Sunday, November 9, 2014

Some of Life's Little Disappointments - Especially When It Involves People, Promises and Illness

I've been on what some might call a "tear", "Rampage", "soap box", "griping session", or just plain bitchaaaching and griping over the past couple of weeks.

As this age, one would think by now, I would totally understand PEOPLE will let you down, disappoint you, make you feel less than, not as good as, or like you are some 3rd "rate romance", in some "motel rendezvous" - Touche' as some would say. A title to a song by Sammy Kershaw if my memory or what's left of it serves me correctly.

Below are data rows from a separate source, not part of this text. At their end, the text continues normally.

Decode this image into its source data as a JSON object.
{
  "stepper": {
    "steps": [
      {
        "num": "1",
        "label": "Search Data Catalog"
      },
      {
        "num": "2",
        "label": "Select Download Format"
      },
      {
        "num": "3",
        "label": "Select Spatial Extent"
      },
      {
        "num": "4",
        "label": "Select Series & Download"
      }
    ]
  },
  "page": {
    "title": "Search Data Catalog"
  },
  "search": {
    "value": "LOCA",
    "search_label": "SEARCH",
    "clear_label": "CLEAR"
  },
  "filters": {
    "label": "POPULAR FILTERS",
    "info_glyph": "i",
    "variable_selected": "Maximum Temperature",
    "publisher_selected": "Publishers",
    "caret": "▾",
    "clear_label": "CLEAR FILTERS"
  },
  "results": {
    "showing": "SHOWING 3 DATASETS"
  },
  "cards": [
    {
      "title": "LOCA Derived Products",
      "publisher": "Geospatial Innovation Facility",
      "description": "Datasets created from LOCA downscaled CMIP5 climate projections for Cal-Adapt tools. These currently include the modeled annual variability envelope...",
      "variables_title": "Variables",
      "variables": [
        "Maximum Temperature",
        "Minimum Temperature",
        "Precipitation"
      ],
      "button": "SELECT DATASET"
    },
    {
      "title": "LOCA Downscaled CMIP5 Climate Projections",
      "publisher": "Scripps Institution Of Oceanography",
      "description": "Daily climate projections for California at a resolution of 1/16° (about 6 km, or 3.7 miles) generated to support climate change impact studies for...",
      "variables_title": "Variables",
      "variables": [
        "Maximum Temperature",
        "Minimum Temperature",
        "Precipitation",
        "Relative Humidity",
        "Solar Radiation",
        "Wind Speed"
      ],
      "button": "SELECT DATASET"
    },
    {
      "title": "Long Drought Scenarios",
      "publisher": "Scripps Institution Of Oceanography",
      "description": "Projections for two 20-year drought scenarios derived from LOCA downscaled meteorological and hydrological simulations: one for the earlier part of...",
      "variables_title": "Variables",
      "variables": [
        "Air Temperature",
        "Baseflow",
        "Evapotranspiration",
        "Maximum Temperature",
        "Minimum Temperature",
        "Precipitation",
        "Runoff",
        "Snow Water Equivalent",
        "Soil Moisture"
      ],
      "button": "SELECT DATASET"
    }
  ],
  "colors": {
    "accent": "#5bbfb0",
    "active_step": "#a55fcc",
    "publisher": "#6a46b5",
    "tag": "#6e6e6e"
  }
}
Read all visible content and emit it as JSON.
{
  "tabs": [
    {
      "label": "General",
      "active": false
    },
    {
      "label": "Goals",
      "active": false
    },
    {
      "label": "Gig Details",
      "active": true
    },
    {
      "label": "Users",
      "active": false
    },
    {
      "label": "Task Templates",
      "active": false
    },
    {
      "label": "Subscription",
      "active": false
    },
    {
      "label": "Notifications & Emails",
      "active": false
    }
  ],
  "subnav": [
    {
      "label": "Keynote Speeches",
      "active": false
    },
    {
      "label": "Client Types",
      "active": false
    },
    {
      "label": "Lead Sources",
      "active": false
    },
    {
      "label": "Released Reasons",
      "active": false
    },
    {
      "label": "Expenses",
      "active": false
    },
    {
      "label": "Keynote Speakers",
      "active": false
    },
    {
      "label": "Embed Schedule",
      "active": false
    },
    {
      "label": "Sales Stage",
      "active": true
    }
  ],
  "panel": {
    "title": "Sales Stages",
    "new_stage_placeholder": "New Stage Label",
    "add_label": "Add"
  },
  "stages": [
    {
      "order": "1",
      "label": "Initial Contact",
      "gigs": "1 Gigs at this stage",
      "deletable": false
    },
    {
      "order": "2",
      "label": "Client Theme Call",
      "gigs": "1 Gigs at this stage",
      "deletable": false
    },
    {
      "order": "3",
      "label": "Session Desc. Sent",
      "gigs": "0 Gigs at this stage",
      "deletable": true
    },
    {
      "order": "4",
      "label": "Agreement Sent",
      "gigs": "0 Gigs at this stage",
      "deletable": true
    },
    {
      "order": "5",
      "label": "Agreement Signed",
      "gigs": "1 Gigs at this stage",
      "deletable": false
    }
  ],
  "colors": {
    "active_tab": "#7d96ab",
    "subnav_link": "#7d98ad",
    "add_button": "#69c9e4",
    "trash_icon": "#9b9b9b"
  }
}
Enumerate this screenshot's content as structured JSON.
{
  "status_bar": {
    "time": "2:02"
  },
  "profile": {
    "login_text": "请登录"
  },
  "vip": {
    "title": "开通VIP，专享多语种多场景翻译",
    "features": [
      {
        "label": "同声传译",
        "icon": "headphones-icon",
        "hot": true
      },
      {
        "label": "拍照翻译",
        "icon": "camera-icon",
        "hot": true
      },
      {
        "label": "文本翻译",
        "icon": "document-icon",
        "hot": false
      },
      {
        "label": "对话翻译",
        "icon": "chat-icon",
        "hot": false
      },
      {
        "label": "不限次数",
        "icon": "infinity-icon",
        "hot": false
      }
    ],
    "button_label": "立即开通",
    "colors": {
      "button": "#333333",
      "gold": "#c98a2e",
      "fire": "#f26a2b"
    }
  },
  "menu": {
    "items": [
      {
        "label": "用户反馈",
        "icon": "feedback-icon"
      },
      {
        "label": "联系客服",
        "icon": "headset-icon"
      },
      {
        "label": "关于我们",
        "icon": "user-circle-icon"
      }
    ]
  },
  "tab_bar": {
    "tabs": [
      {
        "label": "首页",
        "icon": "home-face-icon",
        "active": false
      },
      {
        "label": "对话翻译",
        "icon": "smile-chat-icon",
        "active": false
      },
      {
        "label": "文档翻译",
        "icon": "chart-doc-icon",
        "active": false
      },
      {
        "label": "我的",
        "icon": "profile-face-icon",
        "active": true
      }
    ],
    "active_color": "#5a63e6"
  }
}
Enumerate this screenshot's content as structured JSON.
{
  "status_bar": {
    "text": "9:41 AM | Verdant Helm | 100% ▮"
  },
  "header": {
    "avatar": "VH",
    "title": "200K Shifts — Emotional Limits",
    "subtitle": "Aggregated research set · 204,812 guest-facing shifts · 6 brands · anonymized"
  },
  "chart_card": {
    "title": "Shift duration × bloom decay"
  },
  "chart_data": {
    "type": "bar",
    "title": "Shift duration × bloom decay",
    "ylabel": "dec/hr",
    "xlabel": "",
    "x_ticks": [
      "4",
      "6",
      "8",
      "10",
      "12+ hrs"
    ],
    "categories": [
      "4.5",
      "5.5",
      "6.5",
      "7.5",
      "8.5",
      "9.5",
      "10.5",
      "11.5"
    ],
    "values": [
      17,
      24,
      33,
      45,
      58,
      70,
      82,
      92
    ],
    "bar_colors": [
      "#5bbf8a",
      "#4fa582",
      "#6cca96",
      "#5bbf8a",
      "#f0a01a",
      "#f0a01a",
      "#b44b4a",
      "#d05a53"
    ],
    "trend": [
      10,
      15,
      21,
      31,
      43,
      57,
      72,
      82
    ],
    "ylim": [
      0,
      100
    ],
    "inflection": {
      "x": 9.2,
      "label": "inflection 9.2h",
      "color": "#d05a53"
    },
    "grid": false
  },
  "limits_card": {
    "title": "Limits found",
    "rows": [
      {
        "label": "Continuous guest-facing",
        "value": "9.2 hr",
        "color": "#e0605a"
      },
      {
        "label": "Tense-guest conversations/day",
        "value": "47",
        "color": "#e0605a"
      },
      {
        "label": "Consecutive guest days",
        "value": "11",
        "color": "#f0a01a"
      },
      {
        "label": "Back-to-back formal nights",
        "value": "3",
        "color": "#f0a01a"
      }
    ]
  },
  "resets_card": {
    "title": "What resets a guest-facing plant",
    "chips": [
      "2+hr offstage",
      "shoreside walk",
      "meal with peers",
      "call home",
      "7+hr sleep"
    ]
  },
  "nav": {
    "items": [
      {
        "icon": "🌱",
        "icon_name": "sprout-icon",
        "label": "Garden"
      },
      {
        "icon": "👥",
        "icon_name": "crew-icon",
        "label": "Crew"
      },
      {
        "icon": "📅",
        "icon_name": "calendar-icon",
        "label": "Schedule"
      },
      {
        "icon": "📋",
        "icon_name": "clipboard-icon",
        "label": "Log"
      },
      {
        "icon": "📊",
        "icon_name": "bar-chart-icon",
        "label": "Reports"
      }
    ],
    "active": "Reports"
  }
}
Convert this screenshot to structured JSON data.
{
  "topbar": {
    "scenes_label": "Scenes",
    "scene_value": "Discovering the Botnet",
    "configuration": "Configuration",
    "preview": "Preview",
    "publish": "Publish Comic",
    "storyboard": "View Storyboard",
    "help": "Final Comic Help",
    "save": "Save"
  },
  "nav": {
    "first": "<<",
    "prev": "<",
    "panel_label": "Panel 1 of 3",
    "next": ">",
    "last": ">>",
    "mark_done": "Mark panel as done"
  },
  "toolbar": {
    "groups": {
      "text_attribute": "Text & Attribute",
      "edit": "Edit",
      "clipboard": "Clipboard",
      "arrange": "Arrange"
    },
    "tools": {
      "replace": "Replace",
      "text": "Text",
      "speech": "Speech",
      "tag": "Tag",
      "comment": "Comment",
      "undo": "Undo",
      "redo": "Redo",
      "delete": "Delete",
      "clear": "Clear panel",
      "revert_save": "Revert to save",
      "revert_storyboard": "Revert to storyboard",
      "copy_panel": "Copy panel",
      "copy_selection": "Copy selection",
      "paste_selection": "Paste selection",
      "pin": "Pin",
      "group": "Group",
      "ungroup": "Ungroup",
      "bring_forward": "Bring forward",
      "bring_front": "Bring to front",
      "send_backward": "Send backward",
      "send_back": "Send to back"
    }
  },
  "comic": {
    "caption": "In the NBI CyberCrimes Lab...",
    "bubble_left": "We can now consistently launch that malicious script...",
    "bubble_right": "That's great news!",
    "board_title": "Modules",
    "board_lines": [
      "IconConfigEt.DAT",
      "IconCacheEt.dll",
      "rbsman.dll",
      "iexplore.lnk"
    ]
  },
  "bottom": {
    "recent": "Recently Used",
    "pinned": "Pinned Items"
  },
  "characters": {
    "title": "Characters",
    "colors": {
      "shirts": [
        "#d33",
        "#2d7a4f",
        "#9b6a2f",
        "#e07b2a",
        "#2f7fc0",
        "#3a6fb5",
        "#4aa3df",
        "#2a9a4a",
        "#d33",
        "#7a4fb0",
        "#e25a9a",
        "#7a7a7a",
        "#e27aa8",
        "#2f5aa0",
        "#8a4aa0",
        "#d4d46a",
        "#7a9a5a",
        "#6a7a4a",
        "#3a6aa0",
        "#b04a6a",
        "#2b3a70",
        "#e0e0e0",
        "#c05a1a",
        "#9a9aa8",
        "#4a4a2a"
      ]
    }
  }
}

Well, someone may have actually recorded it before him, but I do remember liking his version, especially with his voice singing it.

I am NOT "literally" speaking of any "incident" involving some 3rd rate romance or any kind of motel rende-anything... but the "feeling" you must have when you feel like you have some how it "bottom" of the pile of humanity. Those that seem to be sitting on top of you, and not even caring they are smashing your
"innards" onto the floor just beneath you.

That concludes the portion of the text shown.